El último apagó la luz

Si para Estados Unidos Afganistán es la última derrota de su última guerra imperial, para los europeos es una catástrofe en sordina

Todo va mal en Afganistán. Regresan aquellos fantasmas históricos que expulsaron a todos los invasores y amargaron los últimos días de los regímenes títere por ellos instalados. El más antiguo y acreditado, hasta convertirse en concepto geopolítico, es el Gran Juego, la rivalidad entre Rusia y el imperio británico por dominar este vientre blando de Asia, de imposible control por las potencias extranjeras desde tiempos milenarios. Los más recientes bien podrían llamarse Saigón y Phnom Penh, las espinas clavadas en la historia de Estados Unidos, derrotada en Vietnam y Camboya.

La precipitada salida de la gigantesca base de Bagram la pasada semana evoca inevitablemente al último helicóptero sobrecargado que partió del tejado de la embajada de Saigón el 30 de abril de 1975. También el incierto destino de los millares de intérpretes y trabajadores auxiliares afganos y, por supuesto, del régimen pro occidental entero, sus militares y policías, diputados y gobernantes, remite a la carta de un colaborador de los invasores, el príncipe camboyano Sisowath Sirik Matak, al embajador de Washington en Camboya el 12 de abril de 1975, en la que se sentía responsable de un único error: “Haber confiado en ustedes, los americanos”.

La Casa Blanca ya se ha desentendido de Afganistán. Quedará un retén para proteger la Embajada. Las fuerzas afganas formadas por la OTAN deberán espabilarse. De pronto, en Kabul hay un Gobierno amigo que merece todo el apoyo, pero se halla solo ante sus responsabilidades, en este caso el avance imparable de los talibanes, la desmoralización de sus tropas, el desaliento de los civiles y especialmente el temor de las mujeres ante la reinstauración del rigorismo islamista.

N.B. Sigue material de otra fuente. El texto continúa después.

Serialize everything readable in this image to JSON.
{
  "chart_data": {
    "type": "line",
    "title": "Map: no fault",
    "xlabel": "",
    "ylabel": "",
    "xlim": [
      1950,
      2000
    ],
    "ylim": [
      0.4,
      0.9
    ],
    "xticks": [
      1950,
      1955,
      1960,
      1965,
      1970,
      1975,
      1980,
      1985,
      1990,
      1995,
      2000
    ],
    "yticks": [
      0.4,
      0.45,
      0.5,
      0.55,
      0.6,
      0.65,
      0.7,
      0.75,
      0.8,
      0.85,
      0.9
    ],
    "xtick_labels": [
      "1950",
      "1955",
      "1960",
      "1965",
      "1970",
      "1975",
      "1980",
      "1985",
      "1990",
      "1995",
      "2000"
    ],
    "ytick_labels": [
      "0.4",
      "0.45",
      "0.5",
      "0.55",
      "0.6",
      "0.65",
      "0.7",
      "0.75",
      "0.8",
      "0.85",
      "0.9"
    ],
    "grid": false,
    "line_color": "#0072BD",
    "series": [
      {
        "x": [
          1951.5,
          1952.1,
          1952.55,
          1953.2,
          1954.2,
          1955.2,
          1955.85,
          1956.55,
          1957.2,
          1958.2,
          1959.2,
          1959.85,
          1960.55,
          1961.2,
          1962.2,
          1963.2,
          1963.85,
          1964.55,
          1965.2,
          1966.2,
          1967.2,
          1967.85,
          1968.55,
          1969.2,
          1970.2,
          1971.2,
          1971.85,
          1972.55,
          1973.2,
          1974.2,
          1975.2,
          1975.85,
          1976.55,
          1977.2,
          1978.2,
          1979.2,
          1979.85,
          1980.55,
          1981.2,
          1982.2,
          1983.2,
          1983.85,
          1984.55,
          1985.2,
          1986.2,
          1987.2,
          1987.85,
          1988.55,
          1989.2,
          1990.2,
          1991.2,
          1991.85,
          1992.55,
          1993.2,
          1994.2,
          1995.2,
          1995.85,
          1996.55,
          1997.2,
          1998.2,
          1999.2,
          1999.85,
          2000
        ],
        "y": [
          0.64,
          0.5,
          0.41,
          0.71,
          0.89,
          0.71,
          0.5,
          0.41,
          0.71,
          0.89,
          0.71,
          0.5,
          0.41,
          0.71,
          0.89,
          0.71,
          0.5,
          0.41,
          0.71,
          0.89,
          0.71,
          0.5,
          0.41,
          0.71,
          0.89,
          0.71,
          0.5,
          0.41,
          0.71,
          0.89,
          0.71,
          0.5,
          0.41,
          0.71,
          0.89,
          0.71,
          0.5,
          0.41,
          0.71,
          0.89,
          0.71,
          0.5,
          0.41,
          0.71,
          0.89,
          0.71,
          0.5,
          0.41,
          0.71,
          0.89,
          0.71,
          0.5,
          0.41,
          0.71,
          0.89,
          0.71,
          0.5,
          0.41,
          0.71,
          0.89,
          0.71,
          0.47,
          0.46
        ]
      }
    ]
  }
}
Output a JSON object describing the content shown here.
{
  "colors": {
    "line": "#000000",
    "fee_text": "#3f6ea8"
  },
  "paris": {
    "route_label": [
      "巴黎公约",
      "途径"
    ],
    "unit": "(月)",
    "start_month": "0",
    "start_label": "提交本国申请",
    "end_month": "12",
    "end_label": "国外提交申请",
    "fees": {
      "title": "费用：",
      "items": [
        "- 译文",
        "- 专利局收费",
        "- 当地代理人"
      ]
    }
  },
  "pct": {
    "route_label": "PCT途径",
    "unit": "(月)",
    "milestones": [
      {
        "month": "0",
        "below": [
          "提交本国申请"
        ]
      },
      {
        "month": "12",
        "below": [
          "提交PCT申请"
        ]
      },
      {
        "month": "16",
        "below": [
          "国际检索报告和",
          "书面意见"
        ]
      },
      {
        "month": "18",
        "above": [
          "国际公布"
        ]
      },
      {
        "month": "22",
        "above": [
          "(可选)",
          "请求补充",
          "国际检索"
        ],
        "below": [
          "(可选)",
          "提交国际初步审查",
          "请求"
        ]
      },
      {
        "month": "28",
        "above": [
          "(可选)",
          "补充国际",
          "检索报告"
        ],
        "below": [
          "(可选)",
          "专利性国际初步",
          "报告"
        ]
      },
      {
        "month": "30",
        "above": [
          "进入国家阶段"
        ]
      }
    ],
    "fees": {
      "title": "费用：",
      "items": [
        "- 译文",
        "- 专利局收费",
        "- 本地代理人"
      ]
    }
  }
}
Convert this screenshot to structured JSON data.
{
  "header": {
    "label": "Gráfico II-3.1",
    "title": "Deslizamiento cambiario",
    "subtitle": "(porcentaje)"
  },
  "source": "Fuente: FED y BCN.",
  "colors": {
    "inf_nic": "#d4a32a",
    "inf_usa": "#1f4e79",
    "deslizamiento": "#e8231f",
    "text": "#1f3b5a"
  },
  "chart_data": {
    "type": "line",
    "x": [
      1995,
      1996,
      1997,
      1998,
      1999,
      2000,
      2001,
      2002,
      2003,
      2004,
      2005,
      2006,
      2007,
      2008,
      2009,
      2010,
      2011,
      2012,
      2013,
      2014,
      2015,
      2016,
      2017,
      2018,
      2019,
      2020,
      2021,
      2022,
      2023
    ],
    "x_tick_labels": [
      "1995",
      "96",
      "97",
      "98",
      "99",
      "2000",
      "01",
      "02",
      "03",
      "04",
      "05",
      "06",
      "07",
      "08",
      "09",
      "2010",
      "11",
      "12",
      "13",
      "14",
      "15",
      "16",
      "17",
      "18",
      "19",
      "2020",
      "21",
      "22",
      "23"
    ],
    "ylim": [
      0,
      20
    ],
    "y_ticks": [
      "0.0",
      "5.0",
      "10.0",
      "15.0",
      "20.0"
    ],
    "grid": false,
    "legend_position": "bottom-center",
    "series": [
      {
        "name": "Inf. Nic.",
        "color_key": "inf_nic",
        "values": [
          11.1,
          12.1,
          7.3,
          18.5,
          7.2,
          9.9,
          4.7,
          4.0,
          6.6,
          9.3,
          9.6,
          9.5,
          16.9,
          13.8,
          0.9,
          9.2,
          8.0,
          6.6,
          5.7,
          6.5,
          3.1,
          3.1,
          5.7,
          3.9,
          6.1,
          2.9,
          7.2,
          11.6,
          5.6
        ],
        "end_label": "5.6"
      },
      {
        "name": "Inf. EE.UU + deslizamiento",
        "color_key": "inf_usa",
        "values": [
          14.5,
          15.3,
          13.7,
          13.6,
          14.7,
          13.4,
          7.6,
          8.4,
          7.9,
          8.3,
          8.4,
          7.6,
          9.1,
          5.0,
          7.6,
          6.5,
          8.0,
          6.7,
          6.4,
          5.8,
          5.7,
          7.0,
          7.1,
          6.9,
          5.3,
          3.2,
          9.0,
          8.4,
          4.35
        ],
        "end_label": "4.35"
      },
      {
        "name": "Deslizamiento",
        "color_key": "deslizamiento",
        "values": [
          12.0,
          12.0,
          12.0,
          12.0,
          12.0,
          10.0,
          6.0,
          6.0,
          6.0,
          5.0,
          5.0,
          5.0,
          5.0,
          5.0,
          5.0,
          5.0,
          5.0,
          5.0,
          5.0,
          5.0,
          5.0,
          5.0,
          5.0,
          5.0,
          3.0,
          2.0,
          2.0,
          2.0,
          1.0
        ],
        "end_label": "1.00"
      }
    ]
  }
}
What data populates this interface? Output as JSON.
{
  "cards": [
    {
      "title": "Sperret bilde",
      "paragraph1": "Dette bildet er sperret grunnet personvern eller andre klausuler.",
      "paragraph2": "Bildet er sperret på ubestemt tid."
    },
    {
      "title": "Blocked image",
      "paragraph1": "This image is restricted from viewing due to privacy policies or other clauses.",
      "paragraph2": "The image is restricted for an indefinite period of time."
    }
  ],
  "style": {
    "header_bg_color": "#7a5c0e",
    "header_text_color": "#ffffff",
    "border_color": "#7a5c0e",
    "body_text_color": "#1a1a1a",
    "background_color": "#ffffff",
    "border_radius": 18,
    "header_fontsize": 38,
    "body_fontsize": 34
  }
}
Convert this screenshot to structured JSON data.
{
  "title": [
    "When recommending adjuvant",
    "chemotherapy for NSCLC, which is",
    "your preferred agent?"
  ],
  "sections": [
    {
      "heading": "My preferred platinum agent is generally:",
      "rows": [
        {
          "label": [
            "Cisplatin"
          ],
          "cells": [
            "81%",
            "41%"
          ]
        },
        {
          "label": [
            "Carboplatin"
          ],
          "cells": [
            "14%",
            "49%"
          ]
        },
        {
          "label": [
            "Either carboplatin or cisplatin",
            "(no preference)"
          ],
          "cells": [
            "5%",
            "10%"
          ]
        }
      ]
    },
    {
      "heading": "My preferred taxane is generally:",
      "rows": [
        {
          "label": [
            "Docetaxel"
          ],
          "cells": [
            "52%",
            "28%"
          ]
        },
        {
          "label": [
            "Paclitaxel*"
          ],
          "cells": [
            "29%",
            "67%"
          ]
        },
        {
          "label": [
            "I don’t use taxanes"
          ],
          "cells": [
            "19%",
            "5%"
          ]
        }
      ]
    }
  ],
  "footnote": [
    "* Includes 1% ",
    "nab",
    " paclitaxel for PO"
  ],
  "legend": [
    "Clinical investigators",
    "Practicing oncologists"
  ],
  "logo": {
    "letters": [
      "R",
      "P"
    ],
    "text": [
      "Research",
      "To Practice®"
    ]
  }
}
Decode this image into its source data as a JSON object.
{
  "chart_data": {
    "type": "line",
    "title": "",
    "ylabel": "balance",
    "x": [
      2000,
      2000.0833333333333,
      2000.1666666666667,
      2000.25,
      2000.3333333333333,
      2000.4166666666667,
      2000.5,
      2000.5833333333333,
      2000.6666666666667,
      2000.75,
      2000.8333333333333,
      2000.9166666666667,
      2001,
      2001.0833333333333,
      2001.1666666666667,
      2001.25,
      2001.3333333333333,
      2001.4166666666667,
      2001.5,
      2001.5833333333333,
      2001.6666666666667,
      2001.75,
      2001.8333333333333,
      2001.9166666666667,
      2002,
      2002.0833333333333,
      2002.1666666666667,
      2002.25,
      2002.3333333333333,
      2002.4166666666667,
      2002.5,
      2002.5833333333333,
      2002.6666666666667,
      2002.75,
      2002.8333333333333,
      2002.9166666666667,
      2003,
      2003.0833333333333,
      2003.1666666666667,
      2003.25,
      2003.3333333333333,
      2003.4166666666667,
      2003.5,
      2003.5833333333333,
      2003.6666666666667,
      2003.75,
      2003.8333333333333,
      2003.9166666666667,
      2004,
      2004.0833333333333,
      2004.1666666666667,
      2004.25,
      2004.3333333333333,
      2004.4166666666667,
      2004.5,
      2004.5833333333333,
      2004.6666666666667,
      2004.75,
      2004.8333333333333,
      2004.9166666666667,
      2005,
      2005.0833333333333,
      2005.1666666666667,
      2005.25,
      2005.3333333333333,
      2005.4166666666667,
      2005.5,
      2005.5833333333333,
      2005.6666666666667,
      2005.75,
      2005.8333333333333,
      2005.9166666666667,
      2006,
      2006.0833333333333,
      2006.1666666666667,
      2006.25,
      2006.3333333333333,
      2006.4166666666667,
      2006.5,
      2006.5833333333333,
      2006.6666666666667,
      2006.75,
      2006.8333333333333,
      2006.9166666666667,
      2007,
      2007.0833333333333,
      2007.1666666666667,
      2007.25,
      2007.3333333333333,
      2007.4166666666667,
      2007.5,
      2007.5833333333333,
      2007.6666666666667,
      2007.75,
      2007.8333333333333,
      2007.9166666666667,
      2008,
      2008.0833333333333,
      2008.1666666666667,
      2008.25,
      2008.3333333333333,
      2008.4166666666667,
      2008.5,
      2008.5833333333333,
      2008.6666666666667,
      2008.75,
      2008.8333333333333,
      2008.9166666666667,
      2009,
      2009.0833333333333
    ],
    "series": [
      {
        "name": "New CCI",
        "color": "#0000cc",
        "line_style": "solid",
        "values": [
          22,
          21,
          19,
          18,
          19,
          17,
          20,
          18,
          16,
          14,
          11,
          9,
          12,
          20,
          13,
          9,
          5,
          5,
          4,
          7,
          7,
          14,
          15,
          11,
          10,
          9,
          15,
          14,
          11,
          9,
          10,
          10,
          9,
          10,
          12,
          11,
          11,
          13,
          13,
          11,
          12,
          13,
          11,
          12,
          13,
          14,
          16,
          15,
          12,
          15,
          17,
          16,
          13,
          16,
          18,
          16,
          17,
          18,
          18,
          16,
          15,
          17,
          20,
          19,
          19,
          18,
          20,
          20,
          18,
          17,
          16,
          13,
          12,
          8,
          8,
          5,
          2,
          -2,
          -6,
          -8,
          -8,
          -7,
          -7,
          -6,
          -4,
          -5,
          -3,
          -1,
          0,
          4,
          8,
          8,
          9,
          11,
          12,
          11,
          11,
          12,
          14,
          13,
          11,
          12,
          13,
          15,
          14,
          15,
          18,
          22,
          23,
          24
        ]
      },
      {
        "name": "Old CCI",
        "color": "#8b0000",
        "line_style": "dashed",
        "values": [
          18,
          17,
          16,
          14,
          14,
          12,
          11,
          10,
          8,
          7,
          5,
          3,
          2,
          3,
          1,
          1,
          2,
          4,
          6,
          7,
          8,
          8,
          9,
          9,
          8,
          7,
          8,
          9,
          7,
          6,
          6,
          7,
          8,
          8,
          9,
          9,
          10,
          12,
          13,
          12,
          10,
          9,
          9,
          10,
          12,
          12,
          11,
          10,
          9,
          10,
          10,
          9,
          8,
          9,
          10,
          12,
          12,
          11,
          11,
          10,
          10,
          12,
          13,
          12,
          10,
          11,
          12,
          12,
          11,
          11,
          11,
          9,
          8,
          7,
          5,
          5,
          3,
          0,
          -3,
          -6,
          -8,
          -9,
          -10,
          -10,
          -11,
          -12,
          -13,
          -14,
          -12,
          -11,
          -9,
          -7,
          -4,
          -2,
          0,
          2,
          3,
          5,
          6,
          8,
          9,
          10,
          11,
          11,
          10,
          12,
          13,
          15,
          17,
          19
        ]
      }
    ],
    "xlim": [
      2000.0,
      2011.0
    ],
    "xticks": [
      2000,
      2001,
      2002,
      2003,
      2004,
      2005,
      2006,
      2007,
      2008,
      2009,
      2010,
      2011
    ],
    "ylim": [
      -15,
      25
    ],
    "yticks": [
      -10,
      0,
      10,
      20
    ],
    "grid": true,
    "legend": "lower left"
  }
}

Trump decidió la retirada e intentó disfrazarla de victoria. Biden ha dado la orden definitiva, pero sin muchos miramientos. Si para Estados Unidos es la última derrota de su última guerra imperial, para los europeos es una catástrofe en sordina. Todo lo que allí han invertido, en vidas sobre todo, apenas ha servido a la solidaridad transatlántica, pero escasamente a la lucha contra el terrorismo y a la libertad de los afganos. A falta de fuerzas militares propias, ahora ni siquiera está en sus manos asegurar el mantenimiento de las embajadas en Kabul. La vocación geopolítica y el lenguaje del poder quedan todavía muy a trasmano de Bruselas.

Nadie ha explicado cómo se decidió el abandono sin previo aviso de la principal instalación militar estadounidense. De pronto, a medianoche, solo quedaron en Bagram los 5.000 talibanes recluidos en su cárcel, junto a miles de vehículos civiles y camiones artillados, provisiones, ordenadores, armas y munición de pequeño calibre. Las luces se apagaron, la base quedó sin energía eléctrica y empezó el pillaje hasta la madrugada, cuando el Gobierno de Kabul recuperó el control. Todo un presagio.